Плеснув себе капельку, я ждал. Никаких посетителей. Значит, на сей раз у Дарлин все зашло слишком далеко. Вскоре сестра дала мне номер доктора Павловича.
Ну и дела! Завтра позвоню ему и разузнаю, что происходит. Может, сестрицу мою доставили туда в совсем распавшемся состоянии? Черт побери! У меня самого все из рук вон плохо, но черта с два я позволю кому-нибудь довести меня до такого. Дудки! А для Дарлин есть специальное слово — „ранимая". Она слишком ранимая.
К началу „Колеса чудес" я был уже малость тепленький, хотя изо всех сил старался держаться. Но бывает навалится такое — все беды сразу, — и так засосет под ложечкой, что никак не приглушить тоску, если не примешь несколько добрых глотков. Признаюсь, у меня свои проблемы. Что есть, то есть. Но я не алкоголик. Просто сейчас тяжелая полоса.
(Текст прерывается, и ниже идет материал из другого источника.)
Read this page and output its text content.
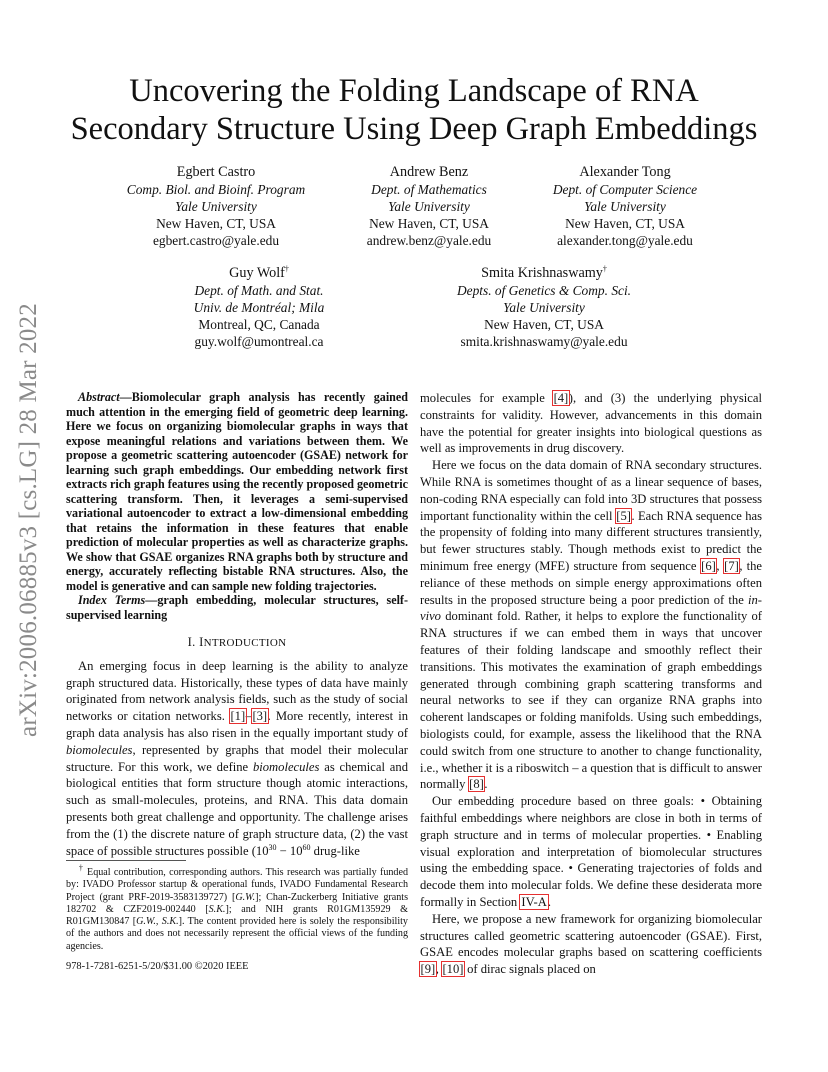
arXiv:2006.06885v3 [cs.LG] 28 Mar 2022
Uncovering the Folding Landscape of RNA
Secondary Structure Using Deep Graph Embeddings
Egbert Castro
Comp. Biol. and Bioinf. Program
Yale University
New Haven, CT, USA
egbert.castro@yale.edu
Andrew Benz
Dept. of Mathematics
Yale University
New Haven, CT, USA
andrew.benz@yale.edu
Alexander Tong
Dept. of Computer Science
Yale University
New Haven, CT, USA
alexander.tong@yale.edu
Guy Wolf†
Dept. of Math. and Stat.
Univ. de Montréal; Mila
Montreal, QC, Canada
guy.wolf@umontreal.ca
Smita Krishnaswamy†
Depts. of Genetics & Comp. Sci.
Yale University
New Haven, CT, USA
smita.krishnaswamy@yale.edu

Abstract—Biomolecular graph analysis has recently gained much attention in the emerging field of geometric deep learning. Here we focus on organizing biomolecular graphs in ways that expose meaningful relations and variations between them. We propose a geometric scattering autoencoder (GSAE) network for learning such graph embeddings. Our embedding network first extracts rich graph features using the recently proposed geometric scattering transform. Then, it leverages a semi-supervised variational autoencoder to extract a low-dimensional embedding that retains the information in these features that enable prediction of molecular properties as well as characterize graphs. We show that GSAE organizes RNA graphs both by structure and energy, accurately reflecting bistable RNA structures. Also, the model is generative and can sample new folding trajectories.

Index Terms—graph embedding, molecular structures, self-supervised learning

I. INTRODUCTION

An emerging focus in deep learning is the ability to analyze graph structured data. Historically, these types of data have mainly originated from network analysis fields, such as the study of social networks or citation networks. [1]–[3]. More recently, interest in graph data analysis has also risen in the equally important study of biomolecules, represented by graphs that model their molecular structure. For this work, we define biomolecules as chemical and biological entities that form structure though atomic interactions, such as small-molecules, proteins, and RNA. This data domain presents both great challenge and opportunity. The challenge arises from the (1) the discrete nature of graph structure data, (2) the vast space of possible structures possible ($10^{30} - 10^{60}$ drug-like

† Equal contribution, corresponding authors. This research was partially funded by: IVADO Professor startup & operational funds, IVADO Fundamental Research Project (grant PRF-2019-3583139727) [G.W.]; Chan-Zuckerberg Initiative grants 182702 & CZF2019-002440 [S.K.]; and NIH grants R01GM135929 & R01GM130847 [G.W., S.K.]. The content provided here is solely the responsibility of the authors and does not necessarily represent the official views of the funding agencies.
978-1-7281-6251-5/20/$31.00 ©2020 IEEE

molecules for example [4]), and (3) the underlying physical constraints for validity. However, advancements in this domain have the potential for greater insights into biological questions as well as improvements in drug discovery.

Here we focus on the data domain of RNA secondary structures. While RNA is sometimes thought of as a linear sequence of bases, non-coding RNA especially can fold into 3D structures that possess important functionality within the cell [5]. Each RNA sequence has the propensity of folding into many different structures transiently, but fewer structures stably. Though methods exist to predict the minimum free energy (MFE) structure from sequence [6], [7], the reliance of these methods on simple energy approximations often results in the proposed structure being a poor prediction of the in-vivo dominant fold. Rather, it helps to explore the functionality of RNA structures if we can embed them in ways that uncover features of their folding landscape and smoothly reflect their transitions. This motivates the examination of graph embeddings generated through combining graph scattering transforms and neural networks to see if they can organize RNA graphs into coherent landscapes or folding manifolds. Using such embeddings, biologists could, for example, assess the likelihood that the RNA could switch from one structure to another to change functionality, i.e., whether it is a riboswitch – a question that is difficult to answer normally [8].

Our embedding procedure based on three goals: • Obtaining faithful embeddings where neighbors are close in both in terms of graph structure and in terms of molecular properties. • Enabling visual exploration and interpretation of biomolecular structures using the embedding space. • Generating trajectories of folds and decode them into molecular folds. We define these desiderata more formally in Section IV-A.

Here, we propose a new framework for organizing biomolecular structures called geometric scattering autoencoder (GSAE). First, GSAE encodes molecular graphs based on scattering coefficients [9], [10] of dirac signals placed on
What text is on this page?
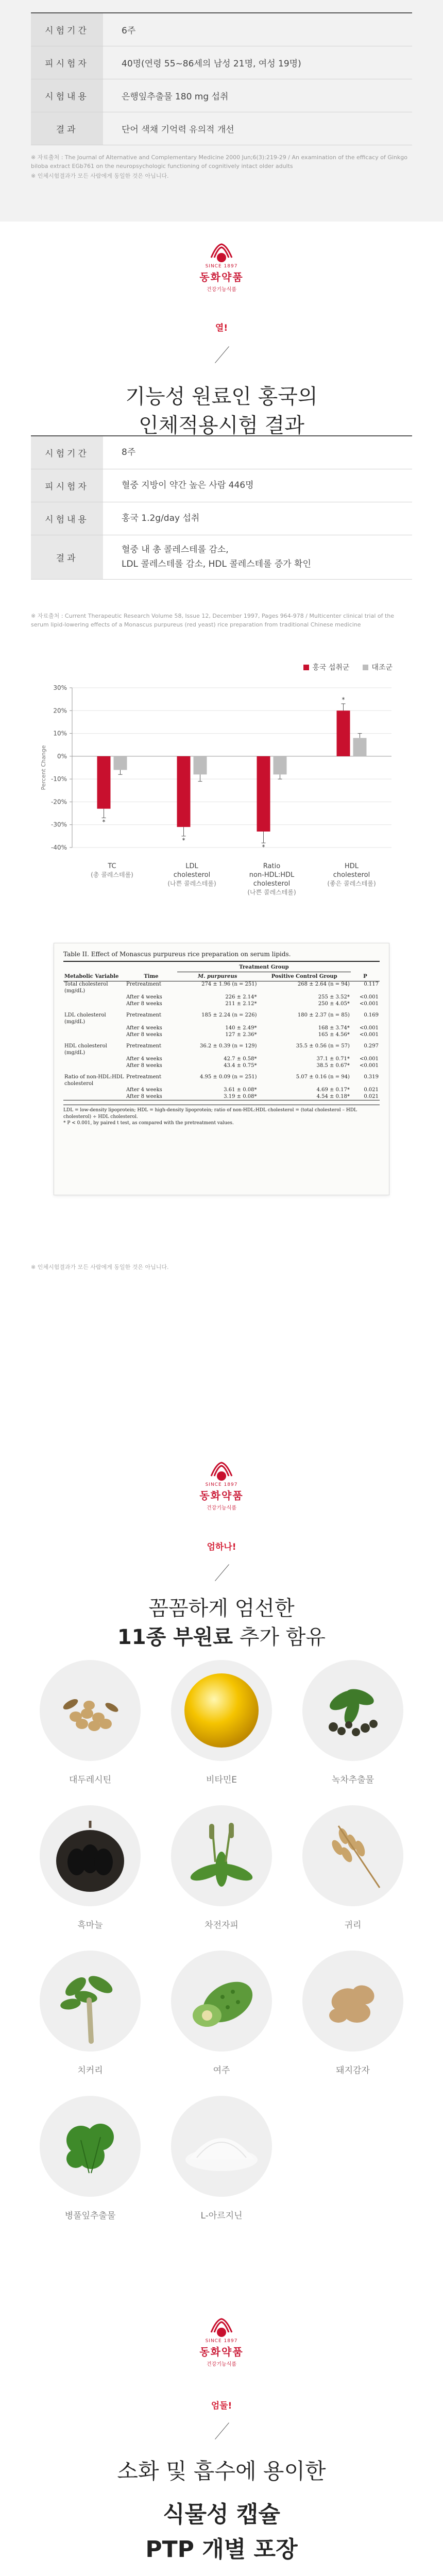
시험기간	6주
피시험자	40명(연령 55~86세의 남성 21명, 여성 19명)
시험내용	은행잎추출물 180 mg 섭취
결과	단어 색채 기억력 유의적 개선
※ 자료출처 : The Journal of Alternative and Complementary Medicine 2000 Jun;6(3):219-29 / An examination of the efficacy of Ginkgo biloba extract EGb761 on the neuropsychologic functioning of cognitively intact older adults
※ 인체시험결과가 모든 사람에게 동일한 것은 아닙니다.
SINCE 1897
동화약품
건강기능식품
열!
기능성 원료인 홍국의
인체적용시험 결과
시험기간	8주
피시험자	혈중 지방이 약간 높은 사람 446명
시험내용	홍국 1.2g/day 섭취
결과
혈중 내 총 콜레스테롤 감소,
LDL 콜레스테롤 감소, HDL 콜레스테롤 증가 확인
※ 자료출처 : Current Therapeutic Research Volume 58, Issue 12, December 1997, Pages 964-978 / Multicenter clinical trial of the serum lipid-lowering effects of a Monascus purpureus (red yeast) rice preparation from traditional Chinese medicine
홍국 섭취군	대조군
Percent Change
30%
20%
10%
0%
-10%
-20%
-30%
-40%
*
TC
(총 콜레스테롤)
*
LDL
cholesterol
(나쁜 콜레스테롤)
*
Ratio
non-HDL:HDL
cholesterol
(나쁜 콜레스테롤)
*
HDL
cholesterol
(좋은 콜레스테롤)
Table II. Effect of Monascus purpureus rice preparation on serum lipids.
		Treatment Group		
Metabolic Variable	Time	M. purpureus	Positive Control Group	P
Total cholesterol (mg/dL)	Pretreatment	274 ± 1.96 (n = 251)	268 ± 2.64 (n = 94)	0.117
	After 4 weeks	226 ± 2.14*	255 ± 3.52*	<0.001
	After 8 weeks	211 ± 2.12*	250 ± 4.05*	<0.001
LDL cholesterol (mg/dL)	Pretreatment	185 ± 2.24 (n = 226)	180 ± 2.37 (n = 85)	0.169
	After 4 weeks	140 ± 2.49*	168 ± 3.74*	<0.001
	After 8 weeks	127 ± 2.36*	165 ± 4.56*	<0.001
HDL cholesterol (mg/dL)	Pretreatment	36.2 ± 0.39 (n = 129)	35.5 ± 0.56 (n = 57)	0.297
	After 4 weeks	42.7 ± 0.58*	37.1 ± 0.71*	<0.001
	After 8 weeks	43.4 ± 0.75*	38.5 ± 0.67*	<0.001
Ratio of non-HDL:HDL cholesterol	Pretreatment	4.95 ± 0.09 (n = 251)	5.07 ± 0.16 (n = 94)	0.319
	After 4 weeks	3.61 ± 0.08*	4.69 ± 0.17*	0.021
	After 8 weeks	3.19 ± 0.08*	4.54 ± 0.18*	0.021
LDL = low-density lipoprotein; HDL = high-density lipoprotein; ratio of non-HDL:HDL cholesterol = (total cholesterol – HDL cholesterol) ÷ HDL cholesterol.
* P < 0.001, by paired t test, as compared with the pretreatment values.
※ 인체시험결과가 모든 사람에게 동일한 것은 아닙니다.
SINCE 1897
동화약품
건강기능식품
엄하나!
꼼꼼하게 엄선한
11종 부원료 추가 함유
대두레시틴	비타민E	녹차추출물
흑마늘	차전자피	귀리
치커리	여주	돼지감자
병풀잎추출물	L-아르지닌
SINCE 1897
동화약품
건강기능식품
엄둘!
소화 및 흡수에 용이한
식물성 캡슐
PTP 개별 포장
— Фрэнклин! Ты убрал квартиру!
— И обед тебя ждет, бэби.
Лицо Зоры выразило такое неподдельное изумление и счастье, что я, грешным делом, подумал: может, стоит так делать всегда, от меня не убудет, а все эти трения, глядишь, снимутся. А у нас все уж так сгустилось, что не продохнешь. И до чего же приятно видеть улыбку на ее лице.